As adults, we are called to monitor our own behavior. It’s up to you to adjust your energy and behavior as needed. If you push too forcefully in one direction, the results may not be favorable. Let’s say you have an important goal in mind. Dedicating yourself and focusing your mind on a goal is a positive strategy. But if you hold on too tightly, you can unknowingly squeeze the life out of it.
Relationships, work and other aspects of life including goals all require space. If, for example, you drive too single-mindedly in your work without rest and relaxation, you are apt to burn out. If you push too strongly in a relationship and don’t allow breathing room, you inadvertently create sizable problems.

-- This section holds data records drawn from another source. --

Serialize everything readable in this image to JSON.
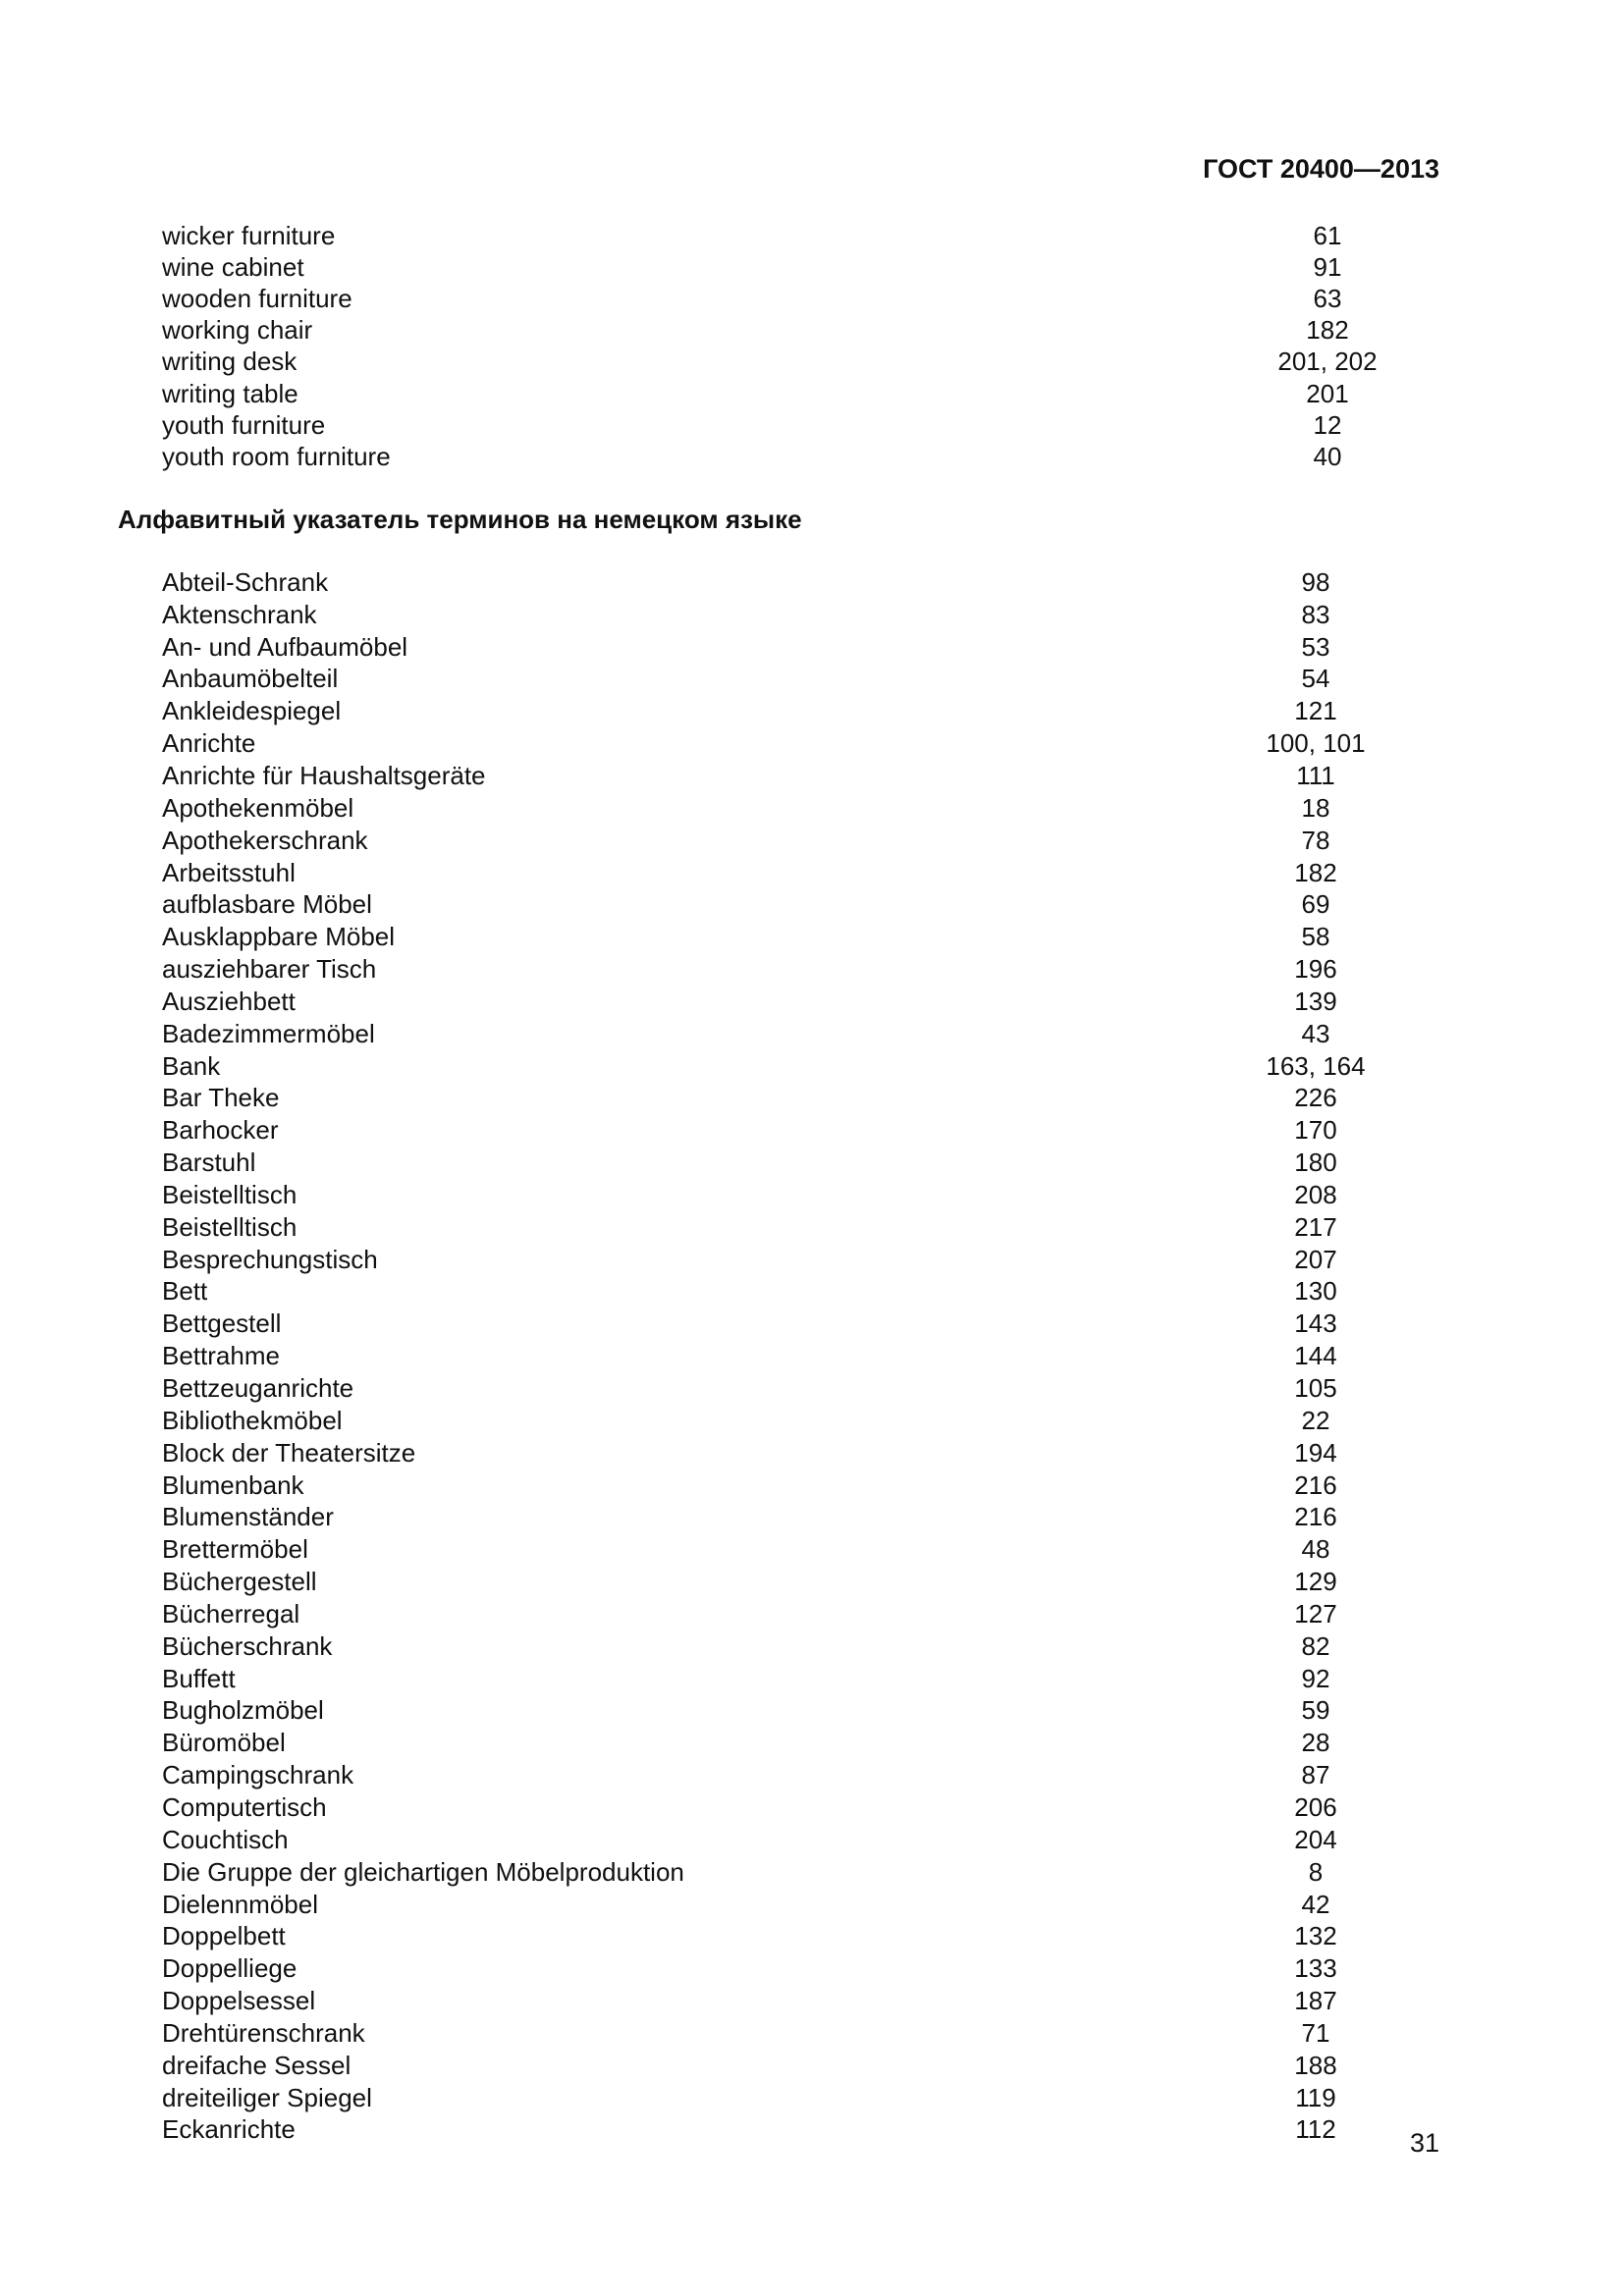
{
  "header": {
    "standard": "ГОСТ 20400—2013"
  },
  "english_index": [
    [
      "wicker furniture",
      "61"
    ],
    [
      "wine cabinet",
      "91"
    ],
    [
      "wooden furniture",
      "63"
    ],
    [
      "working chair",
      "182"
    ],
    [
      "writing desk",
      "201, 202"
    ],
    [
      "writing table",
      "201"
    ],
    [
      "youth furniture",
      "12"
    ],
    [
      "youth room furniture",
      "40"
    ]
  ],
  "german_section_title": "Алфавитный указатель терминов на немецком языке",
  "german_index": [
    [
      "Abteil-Schrank",
      "98"
    ],
    [
      "Aktenschrank",
      "83"
    ],
    [
      "An- und Aufbaumöbel",
      "53"
    ],
    [
      "Anbaumöbelteil",
      "54"
    ],
    [
      "Ankleidespiegel",
      "121"
    ],
    [
      "Anrichte",
      "100, 101"
    ],
    [
      "Anrichte für Haushaltsgeräte",
      "111"
    ],
    [
      "Apothekenmöbel",
      "18"
    ],
    [
      "Apothekerschrank",
      "78"
    ],
    [
      "Arbeitsstuhl",
      "182"
    ],
    [
      "aufblasbare Möbel",
      "69"
    ],
    [
      "Ausklappbare Möbel",
      "58"
    ],
    [
      "ausziehbarer Tisch",
      "196"
    ],
    [
      "Ausziehbett",
      "139"
    ],
    [
      "Badezimmermöbel",
      "43"
    ],
    [
      "Bank",
      "163, 164"
    ],
    [
      "Bar Theke",
      "226"
    ],
    [
      "Barhocker",
      "170"
    ],
    [
      "Barstuhl",
      "180"
    ],
    [
      "Beistelltisch",
      "208"
    ],
    [
      "Beistelltisch",
      "217"
    ],
    [
      "Besprechungstisch",
      "207"
    ],
    [
      "Bett",
      "130"
    ],
    [
      "Bettgestell",
      "143"
    ],
    [
      "Bettrahme",
      "144"
    ],
    [
      "Bettzeuganrichte",
      "105"
    ],
    [
      "Bibliothekmöbel",
      "22"
    ],
    [
      "Block der Theatersitze",
      "194"
    ],
    [
      "Blumenbank",
      "216"
    ],
    [
      "Blumenständer",
      "216"
    ],
    [
      "Brettermöbel",
      "48"
    ],
    [
      "Büchergestell",
      "129"
    ],
    [
      "Bücherregal",
      "127"
    ],
    [
      "Bücherschrank",
      "82"
    ],
    [
      "Buffett",
      "92"
    ],
    [
      "Bugholzmöbel",
      "59"
    ],
    [
      "Büromöbel",
      "28"
    ],
    [
      "Campingschrank",
      "87"
    ],
    [
      "Computertisch",
      "206"
    ],
    [
      "Couchtisch",
      "204"
    ],
    [
      "Die Gruppe der gleichartigen Möbelproduktion",
      "8"
    ],
    [
      "Dielennmöbel",
      "42"
    ],
    [
      "Doppelbett",
      "132"
    ],
    [
      "Doppelliege",
      "133"
    ],
    [
      "Doppelsessel",
      "187"
    ],
    [
      "Drehtürenschrank",
      "71"
    ],
    [
      "dreifache Sessel",
      "188"
    ],
    [
      "dreiteiliger Spiegel",
      "119"
    ],
    [
      "Eckanrichte",
      "112"
    ]
  ],
  "page_number": "31"
}
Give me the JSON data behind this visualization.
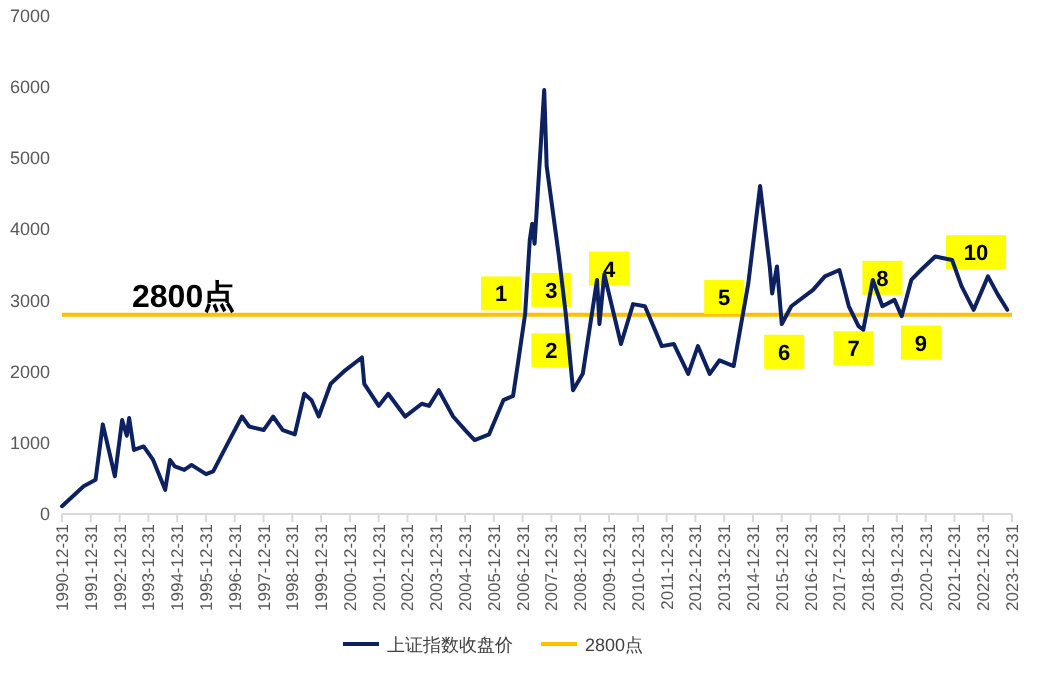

Sleep, meditation, vacations, restful days, active listening, and play time are all examples of creating space. These are direct forms of self-care and self-regulation. Do you regularly integrate these or other space-giving practices in your life?
What does it mean to create space in a relationship? It may be as simple as doing less of a behavior. For instance, if you’ve been told repeatedly by a friend or relative that you don’t really listen to them, you can alter that behavior by paying attention without distraction when they are speaking. Those kinds of tweaks give room for the relationship to grow and possibly flourish.
There are parts of us as humans that could use a timeout so that positive transformation can take place. It may be a blind spot for you. What type of feedback have you received? What areas of your life could benefit from a regular timeout?